The Army emphatically claims its testing methodology was sound and that, despite the IG’s determination that engineers substituted plates during tests, fudged numbers and failed to set standards in evaluating new designs, no plate was ever accepted in error.
“The plates met the standard to stop the threat round that they’re designed to stop,” Coleman said. “The issue in question is some of the scoring that is involved, in the way that they score the plates that are shot.”
The service claims its ESAPI can stop the most deadly rounds on the battlefield, but after nearly two years the service has developed the “XSAPI” — a plate that can stop an even more powerful round. Military.com knows the threat round the Army has been working to thwart but will not reveal it for security concerns.
Army officials indicated Feb. 5 they would not field the XSAPI due to its excessive weight, but would warehouse the eventual 120,000 plates in Kuwait in case commanders feel they need the added protection.

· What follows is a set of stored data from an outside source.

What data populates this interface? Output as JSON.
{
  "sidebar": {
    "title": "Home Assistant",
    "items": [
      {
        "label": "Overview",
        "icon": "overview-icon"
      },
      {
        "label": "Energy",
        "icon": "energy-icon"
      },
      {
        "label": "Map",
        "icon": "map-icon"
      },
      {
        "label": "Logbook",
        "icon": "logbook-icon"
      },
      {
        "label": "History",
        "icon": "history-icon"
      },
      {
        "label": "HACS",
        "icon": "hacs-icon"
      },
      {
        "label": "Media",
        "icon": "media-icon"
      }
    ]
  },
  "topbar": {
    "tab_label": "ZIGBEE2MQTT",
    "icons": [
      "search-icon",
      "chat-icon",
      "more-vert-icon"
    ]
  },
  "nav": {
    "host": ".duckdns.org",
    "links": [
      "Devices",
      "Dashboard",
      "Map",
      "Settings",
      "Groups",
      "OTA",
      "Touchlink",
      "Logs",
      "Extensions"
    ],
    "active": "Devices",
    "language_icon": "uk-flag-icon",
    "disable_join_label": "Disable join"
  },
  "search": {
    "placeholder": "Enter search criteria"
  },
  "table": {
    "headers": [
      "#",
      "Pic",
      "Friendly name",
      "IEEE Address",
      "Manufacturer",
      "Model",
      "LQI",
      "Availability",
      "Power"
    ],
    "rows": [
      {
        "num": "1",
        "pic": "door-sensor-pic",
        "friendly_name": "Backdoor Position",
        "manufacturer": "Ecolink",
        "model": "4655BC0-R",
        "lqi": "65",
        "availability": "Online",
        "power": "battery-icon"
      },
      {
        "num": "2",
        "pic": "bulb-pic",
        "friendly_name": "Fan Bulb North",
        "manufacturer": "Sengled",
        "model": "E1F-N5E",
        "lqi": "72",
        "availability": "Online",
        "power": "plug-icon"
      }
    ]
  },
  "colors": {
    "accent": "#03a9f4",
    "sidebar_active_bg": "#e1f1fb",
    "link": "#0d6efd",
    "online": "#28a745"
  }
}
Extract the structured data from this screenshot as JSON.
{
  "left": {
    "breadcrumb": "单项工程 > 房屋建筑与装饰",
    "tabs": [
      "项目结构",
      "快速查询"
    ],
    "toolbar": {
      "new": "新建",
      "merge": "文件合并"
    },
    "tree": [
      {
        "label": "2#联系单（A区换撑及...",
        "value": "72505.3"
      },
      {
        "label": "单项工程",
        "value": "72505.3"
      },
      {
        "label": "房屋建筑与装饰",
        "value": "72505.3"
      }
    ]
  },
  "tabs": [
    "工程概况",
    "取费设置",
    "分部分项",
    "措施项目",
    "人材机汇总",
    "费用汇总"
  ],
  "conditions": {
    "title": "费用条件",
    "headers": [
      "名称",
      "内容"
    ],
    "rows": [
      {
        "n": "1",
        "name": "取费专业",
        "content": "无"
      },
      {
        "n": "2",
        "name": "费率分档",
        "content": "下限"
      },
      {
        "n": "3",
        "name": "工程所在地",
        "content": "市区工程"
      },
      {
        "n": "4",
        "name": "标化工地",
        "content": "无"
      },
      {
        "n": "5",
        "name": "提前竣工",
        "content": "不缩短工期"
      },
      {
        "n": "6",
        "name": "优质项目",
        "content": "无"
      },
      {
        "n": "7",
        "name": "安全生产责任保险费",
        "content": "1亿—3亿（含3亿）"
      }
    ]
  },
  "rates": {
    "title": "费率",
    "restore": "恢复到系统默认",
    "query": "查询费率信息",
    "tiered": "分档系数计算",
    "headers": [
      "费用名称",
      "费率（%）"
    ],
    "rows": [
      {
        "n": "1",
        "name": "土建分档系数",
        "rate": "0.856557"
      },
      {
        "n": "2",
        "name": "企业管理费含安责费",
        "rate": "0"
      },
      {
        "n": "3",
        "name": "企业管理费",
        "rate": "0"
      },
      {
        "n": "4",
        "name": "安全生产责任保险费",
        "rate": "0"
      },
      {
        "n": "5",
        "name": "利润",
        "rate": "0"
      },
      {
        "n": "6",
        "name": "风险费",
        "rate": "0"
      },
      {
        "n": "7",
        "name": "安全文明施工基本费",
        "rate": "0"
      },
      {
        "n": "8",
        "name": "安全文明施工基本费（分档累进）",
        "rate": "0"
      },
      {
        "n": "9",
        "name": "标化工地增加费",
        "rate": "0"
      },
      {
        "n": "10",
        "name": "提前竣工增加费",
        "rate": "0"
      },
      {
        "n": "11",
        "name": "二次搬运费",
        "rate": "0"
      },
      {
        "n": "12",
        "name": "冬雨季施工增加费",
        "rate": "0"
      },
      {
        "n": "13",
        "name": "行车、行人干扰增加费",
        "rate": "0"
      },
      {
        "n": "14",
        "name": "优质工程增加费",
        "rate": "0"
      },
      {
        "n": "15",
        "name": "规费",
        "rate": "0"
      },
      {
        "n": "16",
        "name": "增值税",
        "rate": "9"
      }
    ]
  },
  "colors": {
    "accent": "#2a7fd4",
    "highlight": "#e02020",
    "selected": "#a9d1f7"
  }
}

Coleman said he hasn’t gotten any feedback from the field that the current plates don’t stop what they’re intended to, but he’s ready to take the protection up a notch if needed.
“We haven’t seen where the plates that we’re using right now are being defeated by anything,” Coleman said. “But we do know that there are emerging technologies that in the future could. And that’s where XSAPI is going.”
The recent story on a Department of Defense Inspector General (IG) report implies that the Army has issued faulty armor plates to Soldiers-armor plates that may not provide troops ade-quate protection.
This is not so.
The government’s preeminent, independent authority on testing and evaluation is the Director, Operational Test and Evaluation (DOT&E). DOT&E examined the Army’s testing of the armor plates referred to in the IG report and determined that the plates passed the tests. In clear, unequivocal language, DOT&E declared that: “the three designs meet the performance specifica-tion in place at the time of each test.”
I want to emphasize: This is not the conclusion of the Army, but of DOT&E, the government’s impartial experts in the field.
Since 2002, the Army has produced and fielded nearly 2 million armor plates, saving the lives of thousands of Soldiers.
The Army has conducted over 2300 tests of the armor plates. The IG report questions three of these tests. But the DOT&E concluded that those three tests were successful.
Even though the Army considers the armor plates in question to be safe, based on DOT&E’s evaluation of the testing, they nonetheless are being collected to ensure continued confidence in the Army’s commitment to the safety of our Soldiers.
Cordially,
Peter N. Fuller
Brig. Gen., US Army
PEO Soldier
So here’s the official Pentagon Inspector General report on the first article tests for a recent Army contract of ESAPI plates.
From what I can see, the IG is disputing a few technical practices used by H.P. White labs to determine acceptability for FAT tests of new plate designs. For those of you with some time and some body armor expertise, you’ll be very interested in the findings.
One thing I’ve learned through all my years of covering the body armor industry is that ballistic testing is as much art as it is science. If a first shot is over velocity, penetrates the plate and the second shot is the right velocity and the plate absorbs the shot without penetration, is that a passing plate? How much over velocity is too much to use that criteria? Should that design be retested?
Also, it’s funny to see PEO Soldier defending penetrated plates after it so aggressively pursued Pinnacle’s Dragon Skin failures.